L’incarcération de l’ancienne procureure Ludmila Brožová-Polednová

Presque 60 ans se sont écoulés entre le crime et le châtiment. En 1950 la juriste et femme politique Milada Horáková, accusée de haute trahison, est condamnée à mort et exécutée malgré un fort mouvement de solidarité internationale en sa faveur. Parmi les juristes responsables de cet assassinat judiciaire, il y aussi la jeune procureure Ludmila Brožová-Polednová. Elle ne sera jugée pour ce crime qu’un demi-siècle plus tard au moment où la rigueur de la justice sera atténuée par le grand âge et le mauvais état de santé de l’accusée qui n’entrera en prison que le 19 mars 2009.

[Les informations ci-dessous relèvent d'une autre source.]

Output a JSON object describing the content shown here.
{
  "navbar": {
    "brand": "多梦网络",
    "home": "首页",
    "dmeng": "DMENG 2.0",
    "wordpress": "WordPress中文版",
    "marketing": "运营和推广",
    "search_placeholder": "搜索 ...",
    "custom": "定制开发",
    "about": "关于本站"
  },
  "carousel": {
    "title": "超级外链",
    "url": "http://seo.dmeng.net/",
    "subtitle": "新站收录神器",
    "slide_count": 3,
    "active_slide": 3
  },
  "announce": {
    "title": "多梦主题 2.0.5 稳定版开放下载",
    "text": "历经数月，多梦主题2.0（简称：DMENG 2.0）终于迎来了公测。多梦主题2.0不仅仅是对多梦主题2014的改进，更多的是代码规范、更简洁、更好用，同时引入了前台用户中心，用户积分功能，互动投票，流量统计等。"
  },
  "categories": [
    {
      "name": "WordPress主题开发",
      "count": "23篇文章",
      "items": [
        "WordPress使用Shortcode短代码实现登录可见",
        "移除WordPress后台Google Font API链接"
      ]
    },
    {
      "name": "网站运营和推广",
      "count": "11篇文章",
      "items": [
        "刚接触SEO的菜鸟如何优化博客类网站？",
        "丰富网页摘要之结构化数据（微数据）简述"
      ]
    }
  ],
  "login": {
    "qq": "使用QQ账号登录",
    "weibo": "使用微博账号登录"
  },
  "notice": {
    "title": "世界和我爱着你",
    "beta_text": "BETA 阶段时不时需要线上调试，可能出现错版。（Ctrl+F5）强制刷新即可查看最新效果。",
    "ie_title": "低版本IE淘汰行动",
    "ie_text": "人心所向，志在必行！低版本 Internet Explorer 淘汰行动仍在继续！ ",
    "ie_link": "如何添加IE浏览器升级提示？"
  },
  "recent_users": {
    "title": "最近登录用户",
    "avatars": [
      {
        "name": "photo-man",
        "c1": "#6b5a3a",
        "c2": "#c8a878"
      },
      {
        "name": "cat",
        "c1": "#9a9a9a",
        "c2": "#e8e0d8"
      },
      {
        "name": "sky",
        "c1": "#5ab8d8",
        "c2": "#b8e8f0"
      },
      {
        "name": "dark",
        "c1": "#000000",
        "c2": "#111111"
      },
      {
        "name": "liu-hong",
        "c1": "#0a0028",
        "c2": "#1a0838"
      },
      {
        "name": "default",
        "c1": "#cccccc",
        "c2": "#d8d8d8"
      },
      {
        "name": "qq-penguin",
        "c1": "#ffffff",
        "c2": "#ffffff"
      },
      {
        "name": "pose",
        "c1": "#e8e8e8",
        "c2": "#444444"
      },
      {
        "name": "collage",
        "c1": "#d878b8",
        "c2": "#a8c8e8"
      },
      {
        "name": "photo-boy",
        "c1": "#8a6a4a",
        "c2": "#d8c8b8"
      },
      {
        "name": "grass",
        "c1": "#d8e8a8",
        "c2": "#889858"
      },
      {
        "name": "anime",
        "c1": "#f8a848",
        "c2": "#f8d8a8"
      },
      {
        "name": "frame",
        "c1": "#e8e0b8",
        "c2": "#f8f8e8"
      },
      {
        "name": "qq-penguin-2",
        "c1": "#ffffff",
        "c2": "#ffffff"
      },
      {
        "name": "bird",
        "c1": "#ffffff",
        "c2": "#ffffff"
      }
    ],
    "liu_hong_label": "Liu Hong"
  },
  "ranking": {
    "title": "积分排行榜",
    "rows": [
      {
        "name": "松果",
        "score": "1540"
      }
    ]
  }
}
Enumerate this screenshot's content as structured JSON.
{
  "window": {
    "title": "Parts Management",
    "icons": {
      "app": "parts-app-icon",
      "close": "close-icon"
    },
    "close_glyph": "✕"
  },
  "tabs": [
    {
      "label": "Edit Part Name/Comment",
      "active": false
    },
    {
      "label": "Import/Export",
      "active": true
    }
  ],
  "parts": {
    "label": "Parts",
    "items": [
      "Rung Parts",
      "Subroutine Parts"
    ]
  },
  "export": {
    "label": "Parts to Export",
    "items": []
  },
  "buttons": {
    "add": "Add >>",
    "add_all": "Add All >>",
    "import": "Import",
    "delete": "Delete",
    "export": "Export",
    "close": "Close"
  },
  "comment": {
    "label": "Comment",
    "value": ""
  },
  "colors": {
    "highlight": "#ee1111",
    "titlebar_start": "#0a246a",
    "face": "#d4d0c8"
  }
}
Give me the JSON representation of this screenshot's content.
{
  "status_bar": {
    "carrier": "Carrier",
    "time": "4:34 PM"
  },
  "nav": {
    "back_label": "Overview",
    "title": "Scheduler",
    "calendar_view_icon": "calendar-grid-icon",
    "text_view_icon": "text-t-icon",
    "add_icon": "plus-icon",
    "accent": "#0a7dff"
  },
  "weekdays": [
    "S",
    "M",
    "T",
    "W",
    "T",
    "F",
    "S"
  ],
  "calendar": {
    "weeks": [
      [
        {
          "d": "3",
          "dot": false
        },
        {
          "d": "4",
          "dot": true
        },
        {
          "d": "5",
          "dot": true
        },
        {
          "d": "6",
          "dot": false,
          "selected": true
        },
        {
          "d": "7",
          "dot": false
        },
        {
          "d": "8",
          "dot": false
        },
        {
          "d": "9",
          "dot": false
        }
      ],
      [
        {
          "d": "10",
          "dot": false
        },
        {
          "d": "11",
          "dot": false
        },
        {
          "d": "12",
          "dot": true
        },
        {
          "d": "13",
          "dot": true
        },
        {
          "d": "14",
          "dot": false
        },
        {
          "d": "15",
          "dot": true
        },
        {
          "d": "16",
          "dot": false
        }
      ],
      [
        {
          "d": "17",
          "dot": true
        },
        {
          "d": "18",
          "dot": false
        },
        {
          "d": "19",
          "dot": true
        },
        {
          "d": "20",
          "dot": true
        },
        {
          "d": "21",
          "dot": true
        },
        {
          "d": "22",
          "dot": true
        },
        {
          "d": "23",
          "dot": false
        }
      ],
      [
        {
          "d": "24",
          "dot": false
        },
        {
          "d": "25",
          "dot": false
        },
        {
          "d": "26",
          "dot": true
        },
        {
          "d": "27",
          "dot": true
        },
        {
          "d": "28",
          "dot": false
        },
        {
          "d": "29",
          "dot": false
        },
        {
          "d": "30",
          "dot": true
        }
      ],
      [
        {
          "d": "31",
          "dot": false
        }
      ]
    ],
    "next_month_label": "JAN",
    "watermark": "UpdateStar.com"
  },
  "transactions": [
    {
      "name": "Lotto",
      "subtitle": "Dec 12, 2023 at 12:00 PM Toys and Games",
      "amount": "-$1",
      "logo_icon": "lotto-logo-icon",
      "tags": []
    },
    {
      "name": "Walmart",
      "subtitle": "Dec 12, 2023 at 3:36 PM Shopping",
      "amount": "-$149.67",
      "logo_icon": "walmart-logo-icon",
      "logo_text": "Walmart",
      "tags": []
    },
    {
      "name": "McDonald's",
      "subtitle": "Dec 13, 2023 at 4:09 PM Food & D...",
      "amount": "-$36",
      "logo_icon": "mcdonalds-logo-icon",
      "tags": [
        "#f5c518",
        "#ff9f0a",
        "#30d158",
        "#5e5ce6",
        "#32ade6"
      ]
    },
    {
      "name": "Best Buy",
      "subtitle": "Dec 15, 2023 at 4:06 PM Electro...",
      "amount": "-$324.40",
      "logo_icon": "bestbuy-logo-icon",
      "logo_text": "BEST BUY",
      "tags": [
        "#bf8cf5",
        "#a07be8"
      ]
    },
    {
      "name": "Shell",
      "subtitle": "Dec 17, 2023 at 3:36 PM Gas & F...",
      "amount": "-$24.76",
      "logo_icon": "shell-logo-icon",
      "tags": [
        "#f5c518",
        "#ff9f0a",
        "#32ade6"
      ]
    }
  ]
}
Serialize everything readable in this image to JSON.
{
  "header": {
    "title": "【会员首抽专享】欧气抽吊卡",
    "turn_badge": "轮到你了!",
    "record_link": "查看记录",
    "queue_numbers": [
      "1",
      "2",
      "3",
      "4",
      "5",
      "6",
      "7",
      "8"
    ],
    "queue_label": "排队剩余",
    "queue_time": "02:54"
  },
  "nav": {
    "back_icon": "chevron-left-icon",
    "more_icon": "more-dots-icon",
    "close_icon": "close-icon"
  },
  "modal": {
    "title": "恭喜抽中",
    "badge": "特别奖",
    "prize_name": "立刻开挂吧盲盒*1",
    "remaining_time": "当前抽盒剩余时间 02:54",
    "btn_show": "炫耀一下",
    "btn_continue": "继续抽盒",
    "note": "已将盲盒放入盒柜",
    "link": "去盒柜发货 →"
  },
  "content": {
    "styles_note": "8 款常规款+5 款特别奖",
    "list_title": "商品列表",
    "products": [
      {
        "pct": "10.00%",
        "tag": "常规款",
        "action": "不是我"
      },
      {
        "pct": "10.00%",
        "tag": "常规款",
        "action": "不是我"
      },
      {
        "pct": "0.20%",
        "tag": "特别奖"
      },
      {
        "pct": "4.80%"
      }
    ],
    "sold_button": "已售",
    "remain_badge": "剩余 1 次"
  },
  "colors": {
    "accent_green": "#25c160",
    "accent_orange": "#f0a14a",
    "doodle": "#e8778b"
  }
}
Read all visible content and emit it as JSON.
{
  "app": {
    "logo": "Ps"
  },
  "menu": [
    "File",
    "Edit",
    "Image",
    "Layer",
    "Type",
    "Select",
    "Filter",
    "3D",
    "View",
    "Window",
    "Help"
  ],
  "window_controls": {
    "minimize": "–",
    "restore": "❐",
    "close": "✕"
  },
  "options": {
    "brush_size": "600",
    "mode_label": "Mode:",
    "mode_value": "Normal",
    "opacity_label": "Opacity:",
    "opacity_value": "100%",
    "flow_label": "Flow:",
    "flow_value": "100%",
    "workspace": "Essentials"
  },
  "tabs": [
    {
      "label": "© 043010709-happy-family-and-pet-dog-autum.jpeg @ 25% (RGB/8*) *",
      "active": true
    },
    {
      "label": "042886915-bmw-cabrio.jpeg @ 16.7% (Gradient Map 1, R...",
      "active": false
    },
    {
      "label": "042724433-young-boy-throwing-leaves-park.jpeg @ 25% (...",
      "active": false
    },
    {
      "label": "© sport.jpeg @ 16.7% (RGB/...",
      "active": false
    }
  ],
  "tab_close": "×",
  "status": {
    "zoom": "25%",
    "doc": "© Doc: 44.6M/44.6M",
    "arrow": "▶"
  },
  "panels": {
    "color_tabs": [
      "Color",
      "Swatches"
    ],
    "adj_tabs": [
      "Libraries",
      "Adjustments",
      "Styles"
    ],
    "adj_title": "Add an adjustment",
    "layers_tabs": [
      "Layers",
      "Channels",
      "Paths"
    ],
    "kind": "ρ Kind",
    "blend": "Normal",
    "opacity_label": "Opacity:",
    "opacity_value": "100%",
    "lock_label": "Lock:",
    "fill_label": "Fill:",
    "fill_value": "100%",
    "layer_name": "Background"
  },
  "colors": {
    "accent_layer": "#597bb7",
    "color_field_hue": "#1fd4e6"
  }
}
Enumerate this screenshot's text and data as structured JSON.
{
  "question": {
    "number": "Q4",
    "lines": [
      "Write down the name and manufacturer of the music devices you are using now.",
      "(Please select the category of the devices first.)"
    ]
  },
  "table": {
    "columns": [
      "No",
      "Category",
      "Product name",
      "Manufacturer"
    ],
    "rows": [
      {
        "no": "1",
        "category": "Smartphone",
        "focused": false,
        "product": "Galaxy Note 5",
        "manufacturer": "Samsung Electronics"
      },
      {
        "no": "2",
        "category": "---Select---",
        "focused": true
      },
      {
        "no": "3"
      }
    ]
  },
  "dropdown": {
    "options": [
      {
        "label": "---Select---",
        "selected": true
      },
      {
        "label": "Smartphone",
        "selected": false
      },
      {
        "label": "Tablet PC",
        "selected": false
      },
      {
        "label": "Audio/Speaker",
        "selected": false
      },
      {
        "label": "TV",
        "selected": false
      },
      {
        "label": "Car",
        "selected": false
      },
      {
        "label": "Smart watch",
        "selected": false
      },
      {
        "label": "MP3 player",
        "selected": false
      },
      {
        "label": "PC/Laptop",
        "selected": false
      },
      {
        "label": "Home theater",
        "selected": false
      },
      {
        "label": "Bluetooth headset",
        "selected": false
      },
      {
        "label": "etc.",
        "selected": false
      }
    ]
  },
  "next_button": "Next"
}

Milada Horáková a été victime d’un procès manipulé pendant lequel ont été utilisées les pires méthodes de la «justice» stalinienne. 12 autres personnes sont condamnées avec elle dont trois condamnées à mort. Aujourd’hui Ludmila Brožová-Polednová se défend en affirmant d’avoir sincèrement cru à la culpabilité de l’accusée. En septembre 2008 elle a été condamnée à six ans de détention mais, vu son âge, il n’est pas sûr qu’elle purgera sa peine. C’est la procureure générale Renáta Vesecká qui a déposé une demande en grâce pour elle, demande qui allait cependant être rejetée par le Président de la République. Ainsi l’ancienne procureure entre, le jeudi 19 mars, dans la prison de Plzeň d’où elle part presque aussitôt pour subir des examens médicaux dans la prison de Pankrác à Prague. Selon l’attachée de presse du Service pénitentiaire tchèque Markéta Prunéřová ce n’est pas le dernier arrêt de son périple:

« Elle sera transférée dans l’établissement pénitentiaire de Světlá na Sázavou si la commission médicale centrale constate qu’elle est capable de purger sa peine. Elle n’y sera transférée qu’après les examens médicaux qui pourront prendre quelques jours et même quelques semaines. »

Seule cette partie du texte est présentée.